- Film poster
- Directed by: Mario Camus
- Written by: Antonio Gala, Fernando Vizcaíno Casas
- Produced by: Marciano de la Fuente
- Starring: Sara Montiel and Ivan Rassimov
- Cinematography: Christian Matras
- Edited by: José Luis Matesanz
- Music by: Gregorio García Segura
- Distributed by: Suevia Films
- Release date: 1969;
- Running time: 99 minutes
- Country: Spain
- Language: Spanish

= Esa mujer (film) =

Esa mujer (That Woman) is a 1969 Spanish musical legal drama film directed by Mario Camus and starring Sara Montiel and Ivan Rassimov.

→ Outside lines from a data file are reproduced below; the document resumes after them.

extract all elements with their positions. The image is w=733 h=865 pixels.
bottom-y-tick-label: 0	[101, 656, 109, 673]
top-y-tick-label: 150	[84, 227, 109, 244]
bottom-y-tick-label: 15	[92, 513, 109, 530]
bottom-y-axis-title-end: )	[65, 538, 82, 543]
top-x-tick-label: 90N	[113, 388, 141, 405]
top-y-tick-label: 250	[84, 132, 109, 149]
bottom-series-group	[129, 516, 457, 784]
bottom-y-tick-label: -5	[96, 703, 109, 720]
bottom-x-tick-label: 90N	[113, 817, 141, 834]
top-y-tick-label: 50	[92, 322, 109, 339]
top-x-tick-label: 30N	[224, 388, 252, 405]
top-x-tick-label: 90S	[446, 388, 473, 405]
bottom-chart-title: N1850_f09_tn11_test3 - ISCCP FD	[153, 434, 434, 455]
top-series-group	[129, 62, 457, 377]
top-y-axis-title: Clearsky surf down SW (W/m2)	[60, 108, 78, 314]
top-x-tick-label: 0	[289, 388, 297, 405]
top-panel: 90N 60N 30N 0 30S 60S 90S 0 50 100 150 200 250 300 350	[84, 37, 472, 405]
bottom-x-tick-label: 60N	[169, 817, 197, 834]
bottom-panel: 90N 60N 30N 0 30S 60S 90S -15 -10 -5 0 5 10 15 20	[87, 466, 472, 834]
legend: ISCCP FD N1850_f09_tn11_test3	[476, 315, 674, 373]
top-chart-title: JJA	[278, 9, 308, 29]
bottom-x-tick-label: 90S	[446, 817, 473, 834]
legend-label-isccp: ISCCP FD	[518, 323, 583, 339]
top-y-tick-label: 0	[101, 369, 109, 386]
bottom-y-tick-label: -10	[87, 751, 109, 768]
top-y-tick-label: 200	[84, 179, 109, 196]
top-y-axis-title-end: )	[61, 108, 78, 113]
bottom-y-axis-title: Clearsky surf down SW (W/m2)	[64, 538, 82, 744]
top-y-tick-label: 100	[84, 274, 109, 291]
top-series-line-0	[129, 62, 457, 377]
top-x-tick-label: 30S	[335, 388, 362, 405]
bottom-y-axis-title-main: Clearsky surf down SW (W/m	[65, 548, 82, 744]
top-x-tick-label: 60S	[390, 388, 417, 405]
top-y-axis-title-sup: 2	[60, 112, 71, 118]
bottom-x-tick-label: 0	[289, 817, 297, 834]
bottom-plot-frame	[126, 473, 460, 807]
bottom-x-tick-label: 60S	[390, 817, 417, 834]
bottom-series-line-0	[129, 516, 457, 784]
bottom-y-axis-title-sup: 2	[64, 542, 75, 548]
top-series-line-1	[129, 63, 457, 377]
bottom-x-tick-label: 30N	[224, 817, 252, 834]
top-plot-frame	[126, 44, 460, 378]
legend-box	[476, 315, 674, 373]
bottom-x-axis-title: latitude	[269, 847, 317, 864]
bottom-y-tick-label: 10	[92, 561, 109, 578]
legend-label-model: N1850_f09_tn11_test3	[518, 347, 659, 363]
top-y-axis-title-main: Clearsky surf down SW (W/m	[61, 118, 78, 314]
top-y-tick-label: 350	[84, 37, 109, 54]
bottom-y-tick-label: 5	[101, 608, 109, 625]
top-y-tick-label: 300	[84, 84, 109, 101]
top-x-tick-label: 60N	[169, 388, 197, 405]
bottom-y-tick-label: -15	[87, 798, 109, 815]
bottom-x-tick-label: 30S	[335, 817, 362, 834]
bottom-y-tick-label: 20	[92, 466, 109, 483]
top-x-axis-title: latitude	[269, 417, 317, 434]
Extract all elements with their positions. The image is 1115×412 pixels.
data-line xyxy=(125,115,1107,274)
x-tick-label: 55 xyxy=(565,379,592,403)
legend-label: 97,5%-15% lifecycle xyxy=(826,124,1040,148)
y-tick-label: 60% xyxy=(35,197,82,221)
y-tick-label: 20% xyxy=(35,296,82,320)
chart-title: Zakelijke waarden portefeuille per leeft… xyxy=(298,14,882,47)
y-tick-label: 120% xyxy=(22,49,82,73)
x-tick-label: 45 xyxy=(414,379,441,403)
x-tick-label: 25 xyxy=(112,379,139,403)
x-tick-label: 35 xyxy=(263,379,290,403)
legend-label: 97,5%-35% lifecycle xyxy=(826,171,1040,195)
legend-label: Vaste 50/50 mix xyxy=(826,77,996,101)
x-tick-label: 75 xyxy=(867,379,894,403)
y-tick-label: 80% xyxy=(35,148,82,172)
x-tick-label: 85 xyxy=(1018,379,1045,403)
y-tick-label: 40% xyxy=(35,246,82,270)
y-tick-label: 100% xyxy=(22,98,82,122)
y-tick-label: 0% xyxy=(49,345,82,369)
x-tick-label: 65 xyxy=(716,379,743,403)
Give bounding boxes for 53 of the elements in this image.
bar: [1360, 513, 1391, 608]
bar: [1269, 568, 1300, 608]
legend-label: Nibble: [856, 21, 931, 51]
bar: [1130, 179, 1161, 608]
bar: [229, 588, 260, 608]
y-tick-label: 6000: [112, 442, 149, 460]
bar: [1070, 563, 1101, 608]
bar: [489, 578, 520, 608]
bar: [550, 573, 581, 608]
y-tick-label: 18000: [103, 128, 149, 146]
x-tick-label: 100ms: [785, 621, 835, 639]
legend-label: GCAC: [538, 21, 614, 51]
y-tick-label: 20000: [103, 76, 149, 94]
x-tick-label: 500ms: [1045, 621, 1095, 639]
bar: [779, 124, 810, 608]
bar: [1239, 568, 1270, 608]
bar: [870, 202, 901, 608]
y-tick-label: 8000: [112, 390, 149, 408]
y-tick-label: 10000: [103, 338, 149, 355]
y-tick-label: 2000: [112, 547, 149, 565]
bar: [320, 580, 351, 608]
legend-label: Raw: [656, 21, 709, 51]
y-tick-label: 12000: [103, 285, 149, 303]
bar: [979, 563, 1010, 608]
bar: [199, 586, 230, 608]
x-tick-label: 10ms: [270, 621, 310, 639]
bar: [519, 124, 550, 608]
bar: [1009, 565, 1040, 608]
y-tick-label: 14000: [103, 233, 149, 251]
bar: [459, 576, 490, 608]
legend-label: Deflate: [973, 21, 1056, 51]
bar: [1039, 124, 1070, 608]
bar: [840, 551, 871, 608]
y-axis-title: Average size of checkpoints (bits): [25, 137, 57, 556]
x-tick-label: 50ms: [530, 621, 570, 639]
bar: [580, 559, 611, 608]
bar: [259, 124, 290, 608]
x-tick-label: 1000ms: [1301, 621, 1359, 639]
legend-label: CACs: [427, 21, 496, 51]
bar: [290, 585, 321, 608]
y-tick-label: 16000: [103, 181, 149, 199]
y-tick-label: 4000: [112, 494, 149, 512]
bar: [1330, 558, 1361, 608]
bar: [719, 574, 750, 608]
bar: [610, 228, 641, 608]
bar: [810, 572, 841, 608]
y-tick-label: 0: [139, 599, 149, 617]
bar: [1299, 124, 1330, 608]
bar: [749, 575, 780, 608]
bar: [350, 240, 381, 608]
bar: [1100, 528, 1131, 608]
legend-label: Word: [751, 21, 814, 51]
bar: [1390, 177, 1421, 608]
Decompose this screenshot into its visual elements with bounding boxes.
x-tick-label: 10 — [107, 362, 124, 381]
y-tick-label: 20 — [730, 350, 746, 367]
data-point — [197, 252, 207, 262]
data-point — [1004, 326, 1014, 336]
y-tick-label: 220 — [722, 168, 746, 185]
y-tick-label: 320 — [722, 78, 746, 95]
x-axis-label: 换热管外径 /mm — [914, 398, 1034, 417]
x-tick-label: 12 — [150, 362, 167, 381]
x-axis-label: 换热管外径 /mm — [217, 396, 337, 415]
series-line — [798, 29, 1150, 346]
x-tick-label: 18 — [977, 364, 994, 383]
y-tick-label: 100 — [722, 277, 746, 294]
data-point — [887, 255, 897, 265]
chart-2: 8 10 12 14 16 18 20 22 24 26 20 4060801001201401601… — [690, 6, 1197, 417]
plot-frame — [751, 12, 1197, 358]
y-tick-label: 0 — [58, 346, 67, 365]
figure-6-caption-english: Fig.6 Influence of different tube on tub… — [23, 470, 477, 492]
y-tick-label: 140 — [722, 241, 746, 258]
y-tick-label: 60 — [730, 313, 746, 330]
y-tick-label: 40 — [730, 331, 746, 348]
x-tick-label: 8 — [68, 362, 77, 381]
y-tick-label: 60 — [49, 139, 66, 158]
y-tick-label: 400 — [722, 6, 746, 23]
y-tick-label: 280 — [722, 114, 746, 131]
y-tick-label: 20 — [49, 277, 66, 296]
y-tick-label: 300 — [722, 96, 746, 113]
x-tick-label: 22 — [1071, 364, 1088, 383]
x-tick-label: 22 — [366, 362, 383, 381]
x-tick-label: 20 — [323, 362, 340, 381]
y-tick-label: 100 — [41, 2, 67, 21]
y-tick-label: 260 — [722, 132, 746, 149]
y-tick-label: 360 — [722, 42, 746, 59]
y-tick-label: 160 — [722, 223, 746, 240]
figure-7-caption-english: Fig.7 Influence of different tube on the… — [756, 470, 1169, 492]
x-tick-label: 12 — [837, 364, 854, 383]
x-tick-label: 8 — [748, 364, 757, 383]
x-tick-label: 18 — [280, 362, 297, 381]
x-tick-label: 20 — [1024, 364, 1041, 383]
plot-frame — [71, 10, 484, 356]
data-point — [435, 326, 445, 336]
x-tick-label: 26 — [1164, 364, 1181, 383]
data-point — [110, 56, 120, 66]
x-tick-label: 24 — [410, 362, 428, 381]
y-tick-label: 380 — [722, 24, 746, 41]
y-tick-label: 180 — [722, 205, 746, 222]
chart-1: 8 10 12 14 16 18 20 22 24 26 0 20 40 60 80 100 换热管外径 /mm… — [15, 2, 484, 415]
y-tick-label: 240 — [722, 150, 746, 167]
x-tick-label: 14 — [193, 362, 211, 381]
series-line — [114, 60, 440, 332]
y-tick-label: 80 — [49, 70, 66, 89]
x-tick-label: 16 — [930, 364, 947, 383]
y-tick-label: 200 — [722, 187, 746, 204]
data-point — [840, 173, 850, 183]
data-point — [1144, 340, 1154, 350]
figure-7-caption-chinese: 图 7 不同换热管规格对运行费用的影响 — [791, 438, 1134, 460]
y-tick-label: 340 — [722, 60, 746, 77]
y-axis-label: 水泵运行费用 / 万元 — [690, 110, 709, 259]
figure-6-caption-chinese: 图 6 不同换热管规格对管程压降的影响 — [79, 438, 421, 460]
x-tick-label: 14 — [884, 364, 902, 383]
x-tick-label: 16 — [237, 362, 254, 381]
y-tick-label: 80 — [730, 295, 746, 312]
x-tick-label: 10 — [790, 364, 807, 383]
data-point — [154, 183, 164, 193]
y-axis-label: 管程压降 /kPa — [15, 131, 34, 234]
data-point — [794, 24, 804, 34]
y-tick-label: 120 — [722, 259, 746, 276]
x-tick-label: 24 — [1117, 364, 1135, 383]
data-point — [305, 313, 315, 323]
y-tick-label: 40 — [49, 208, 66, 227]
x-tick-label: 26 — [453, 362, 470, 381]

It is described as a "court-room melodrama with a singing nun".

==Plot==
The film is set in the 19th century and follows the tragedy of singer Soledad Romero, who fights for her innocence in a murder case.

==Cast==
- Sara Montiel as Soledad Romero Fuentes
- Ivan Rassimov as Carlos Alcántara
- Cándida Losada as Madre Lucía
- Marcela Yurfa as Madre San Pablo
- Hugo Blanco as Javier
- José Marco Davó as Juan José
- Jesús Aristu as Luis
- Ricardo Díaz as Ramón
- Patricia Nigel as Eugenia Guzmán
- Marta Reves as Madre Clara
- Matilde Muñoz Sampedro as Eduarda Rodríguez
- Fernando as lawyer
- William Layton as the judge
- Vicente Vega as prosecutor
- Carlos Otero as prosecutor
- Francisco Merino as police inspector
- José Orjas as Herrera

==Production and reception==
The film was commissioned by Cesáreo González for Suevia Films, and was a box office success in Spain with 1,374,056 spectators in cinemas.